Amanda's Hacienda Hash

OK I am getting carried away with my titles.  I diced up redskins and sauteed them in EVOO (covered) for about 10-15 min stirring occasionally. Then I sprinkled them with all the spices I put on the meat above.  And sprinkled lightly with Mexican blend cheese.  These are awesome!
Finally I figured we needed something sweet. And corn bread is traditionally a Tex-Mex influenced bread (actually originated with the Native Americans but is now more associated with Southern cooking!) and when I was growing up my Momma would make corn bread muffins and serve them to us for dessert with butter and syrup on it and we called it

Johnny Cake 


 According to Wikipedia (for whatever that is worth):

Johnnycakes: Pouring a batter similar to that of skillet-fried cornbread, but slightly thinner, into hot grease atop a griddle or a skillet produces a pancake-like bread called a johnnycake. This type of cornbread is prevalent in New England, particularly in Rhode Island, and also in the American Midwest and the American South. It is reminiscent of the term hoecake, used in the American South for fried cornbread pancakes, which may date back to stories about some people on the frontier making cornbread patties on the blade of a hoe.

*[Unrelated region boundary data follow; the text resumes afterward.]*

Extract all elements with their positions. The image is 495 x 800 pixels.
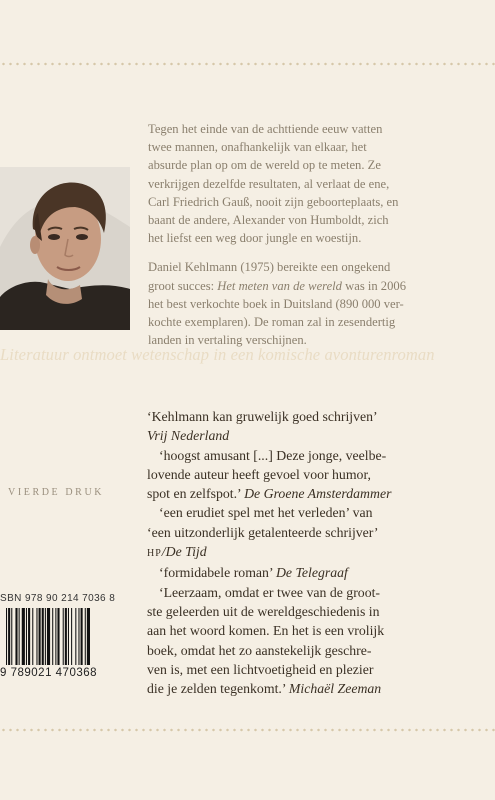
- barcode-bar: [39, 608, 41, 665]
- synopsis-block: [148, 120, 488, 349]
- barcode-bar: [52, 608, 53, 665]
- quote-source-prefix: HP: [147, 548, 162, 560]
- barcode: [6, 608, 126, 665]
- barcode-bar: [8, 608, 10, 665]
- barcode-bar: [63, 608, 64, 665]
- barcode-bar: [36, 608, 37, 665]
- barcode-bar: [19, 608, 20, 665]
- barcode-bar: [57, 608, 59, 665]
- barcode-bar: [47, 608, 50, 665]
- barcode-bar: [22, 608, 25, 665]
- barcode-bar: [42, 608, 44, 665]
- quote-source: De Telegraaf: [275, 565, 348, 581]
- barcode-bar: [85, 608, 86, 665]
- barcode-bar: [78, 608, 79, 665]
- quote-source: Michaël Zeeman: [288, 681, 382, 697]
- quote-de-tijd: ‘een erudiet spel met het verleden’ van ‘een uitzonderlijk getalenteerde schrijver’ HP/De Tijd: [147, 505, 379, 560]
- quote-groene-amsterdammer: ‘hoogst amusant [...] Deze jonge, veelbe- lovende auteur heeft gevoel voor humor, spot en zelfspot.’ De Groene Amsterdammer: [147, 447, 392, 502]
- quote-source: De Groene Amsterdammer: [244, 486, 392, 502]
- barcode-bar: [87, 608, 90, 665]
- quote-source: /De Tijd: [161, 544, 207, 560]
- quote-source: Vrij Nederland: [147, 428, 230, 444]
- barcode-bar: [45, 608, 46, 665]
- barcode-bar: [71, 608, 72, 665]
- barcode-bar: [15, 608, 17, 665]
- barcode-bar: [11, 608, 12, 665]
- barcode-bar: [55, 608, 56, 665]
- barcode-bar: [32, 608, 33, 665]
- quote-telegraaf: ‘formidabele roman’ De Telegraaf: [159, 565, 348, 581]
- barcode-digits: 9 789021 470368: [0, 667, 98, 679]
- barcode-bar: [28, 608, 30, 665]
- barcode-bar: [81, 608, 83, 665]
- barcode-bar: [65, 608, 67, 665]
- isbn-label: SBN 978 90 214 7036 8: [0, 593, 116, 604]
- press-quotes: [147, 407, 492, 698]
- book-title: Het meten van de wereld: [217, 278, 342, 293]
- synopsis-paragraph: Tegen het einde van de achttiende eeuw vatten twee mannen, onafhankelijk van elkaar, het absurde plan op om de wereld op te meten. Ze verkrijgen dezelfde resultaten, al verlaat de ene, Carl Friedrich Gauß, nooit zijn geboorteplaats, en baant de andere, Alexander von Humboldt, zich het liefst een weg door jungle en woestijn.: [148, 122, 399, 246]
- barcode-bar: [6, 608, 7, 665]
- barcode-bar: [68, 608, 69, 665]
- barcode-bar: [75, 608, 76, 665]
- author-portrait: [0, 167, 130, 330]
- barcode-bar: [26, 608, 27, 665]
- edition-label: VIERDE DRUK: [8, 487, 105, 498]
- author-bio-paragraph: Daniel Kehlmann (1975) bereikte een ongekend groot succes: Het meten van de wereld was in 2006 het best verkochte boek in Duitsland (890 000 ver- kochte exemplaren). De roman zal in zesendertig landen in vertaling verschijnen.: [148, 260, 406, 348]
- dotted-rule-bottom: [0, 728, 495, 732]
- quote-vrij-nederland: ‘Kehlmann kan gruwelijk goed schrijven’ Vrij Nederland: [147, 409, 378, 444]
- dotted-rule-top: [0, 62, 495, 66]
- quote-zeeman: ‘Leerzaam, omdat er twee van de groot- ste geleerden uit de wereldgeschiedenis in aan het woord komen. En het is een vrolijk boek, omdat het zo aanstekelijk geschre- ven is, met een lichtvoetigheid en plezier die je zelden tegenkomt.’ Michaël Zeeman: [147, 584, 385, 697]
- tagline: Literatuur ontmoet wetenschap in een komische avonturenroman: [0, 345, 435, 364]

So there you go, don't you feel informed! And Holy Fiesta this was like a party for the mouth! Worthy of a big Saturday Morning breakfast or filling enough for a breakfast-style dinner.  It was awesome! Want to see one more pic, in CinemaScope even...




Since I am apparently teaching History in this blog entry I felt guilted into looking this up. Again thanks to my friends at Wikipedia:
Cinco de Mayo: The date is observed in the United States as a celebration of Mexican heritage and pride, and to commemorate the cause of freedom and democracy during the first years of the American Civil War.  In the state of Puebla, the date is observed to commemorate the Mexican army's unlikely victory over French forces at the Battle of Puebla on May 5, 1862, under the leadership of General Ignacio Zaragoza Seguin. Contrary to widespread popular belief, Cinco de Mayo is not Mexico's Independence Day -- the most important national patriotic holiday in Mexico—which is actually celebrated on September 16.

For the record I asked my husband to summarize the significance of May 5th in one sentence and his "brief" explanation was three times as long as the above and the sort of mind-numbing eyes-roll-back-in-my-head kind of answer that is the reason I don't ask him these things.  When I read their much more concise explanation to him, he shrugged, "That's what I said!" Sure honey, exactly. So there you go. Hope you all had some yummy Mexican grub this weekend also.  Prepare yourself for the two more entries coming your way you will have more than enough ideas for your next Mexican craving. Hasta La Vista, Baby!